Politolog Jean-Yves Camus z Fundacji Jean Jaures w Paryżu stwierdza: – Osobiście uważam, że wszyscy ci, którzy chcą wykorzystać to straszliwe morderstwo, są po prostu ludźmi nieprzyzwoitymi. Z drugiej strony mamy problem z deportacjami, które nie są realizowane. Problem ten można rozwiązać tylko poprzez politykę i dyplomację, a nie przez sianie nienawiści i pogłębianie traumy rodziny ofiary. – W rzeczywistości stosunki z Algierią, skąd pochodzi wielu nielegalnych migrantów, są notorycznie napięte. Rząd stara się, aby większa liczba przymusowych deportacji nie doprowadziła tutaj do konfrontacji, uważa Camus.
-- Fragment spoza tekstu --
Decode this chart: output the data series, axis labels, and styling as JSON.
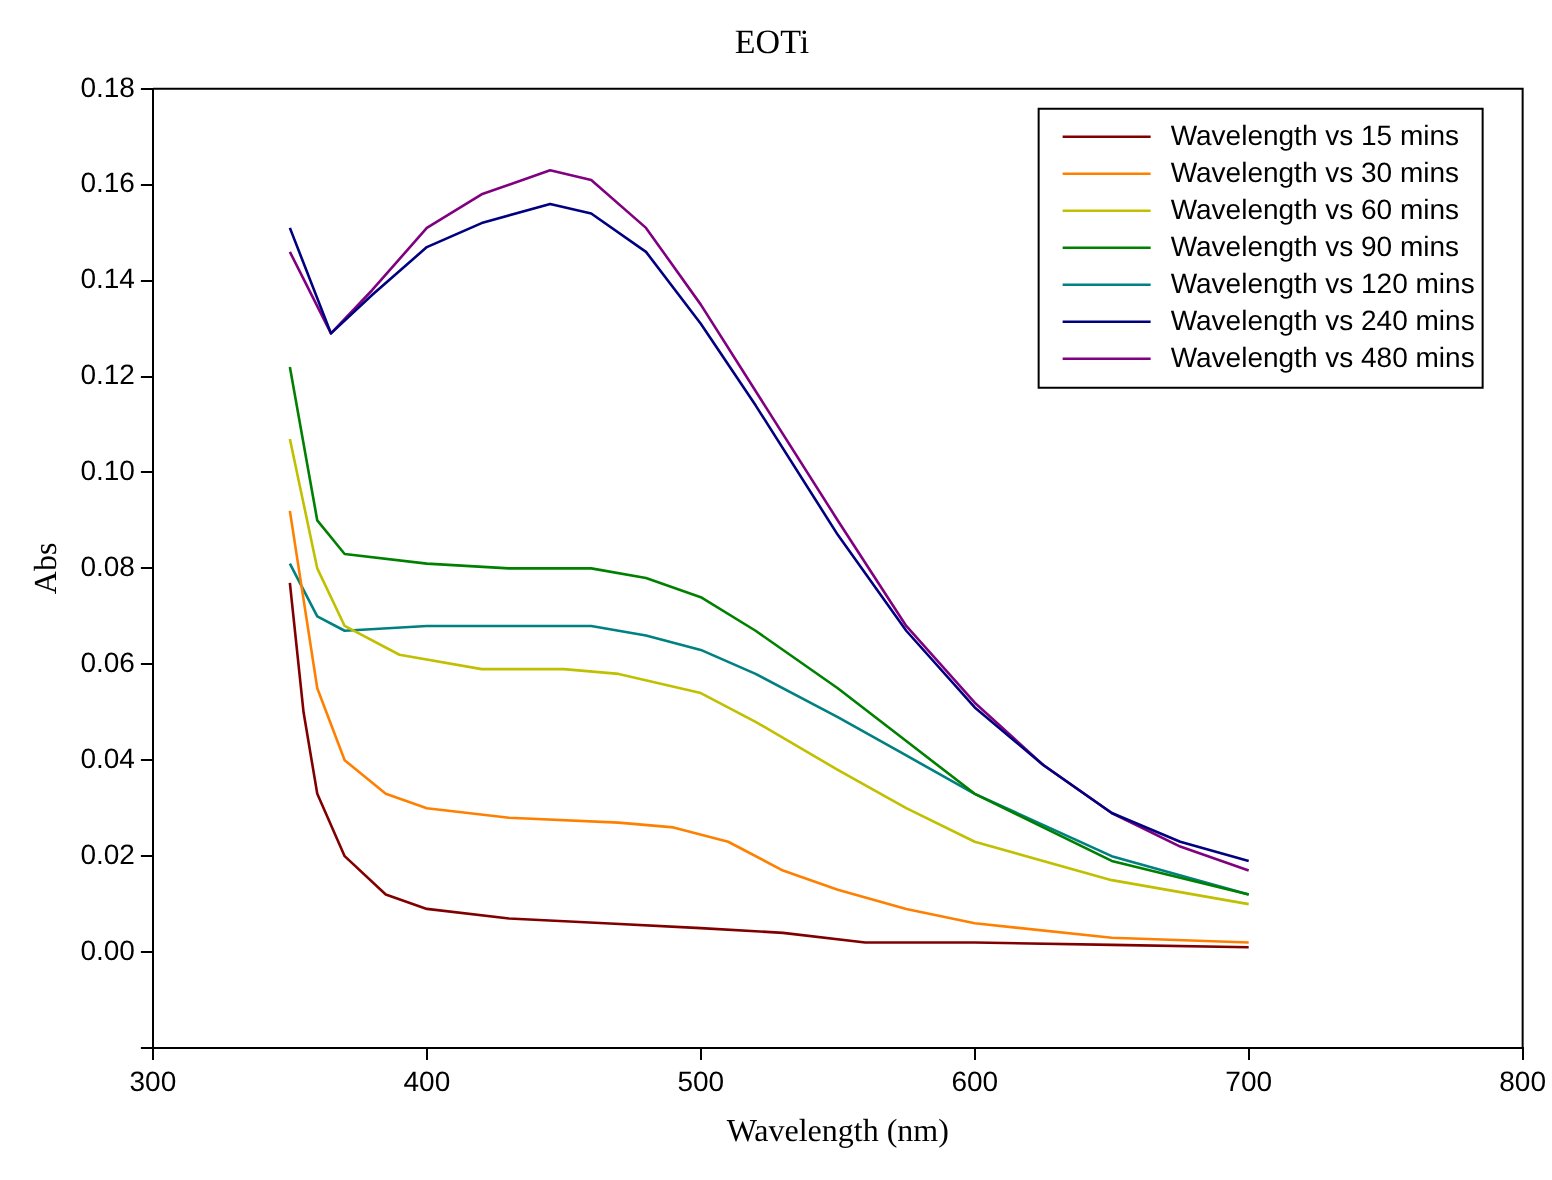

Badacz prawicowego ekstremizmu z zadowoleniem przyjmuje również fakt, że politycy RN zdystansowali się od zaplanowanej na czwartek demonstracji zwolenników Zemmoura, chociaż początkowo chcieli wziąć w niej udział.

– Ta demonstracja od samego początku była problematyczna, a dojście do tego wniosku nie powinno nikomu zajmować aż dwóch dni namysłu – jak mówi Jean-Yves Camus. Jeśli chodzi o Zemmoura, to zawsze uważał go za bardziej radykalnego niż Le Pen. – Stara się zdobywać głosy wszelkimi sposobami, włączając w to ohydną instrumentalizację straszliwej zbrodni. Ale to zawsze była metoda skrajnej prawicy.

Autor komentarza zamieszczonego na kanale France Info przypomina, że ​​wykorzystywanie dramatycznych spraw kryminalnych przez skrajną prawicę we Francji ma swoją historię: "W latach 70. Jean-Marie Le Pen (ojciec Marine - red.) wykorzystywał zabójstwa dokonywane przez obcokrajowców do piętnowania imigracji" – pisze Renaud Dely. Dziś Marine Le Pen wykorzystuje dramat Loli jako przynętę, aby przyciągnąć resztki z konserwatywnej prawicy.

Barbara Wesel, Deutsche Welle

Źródło artykułu:Deutsche Welle
Zobacz także
Komentarze (465)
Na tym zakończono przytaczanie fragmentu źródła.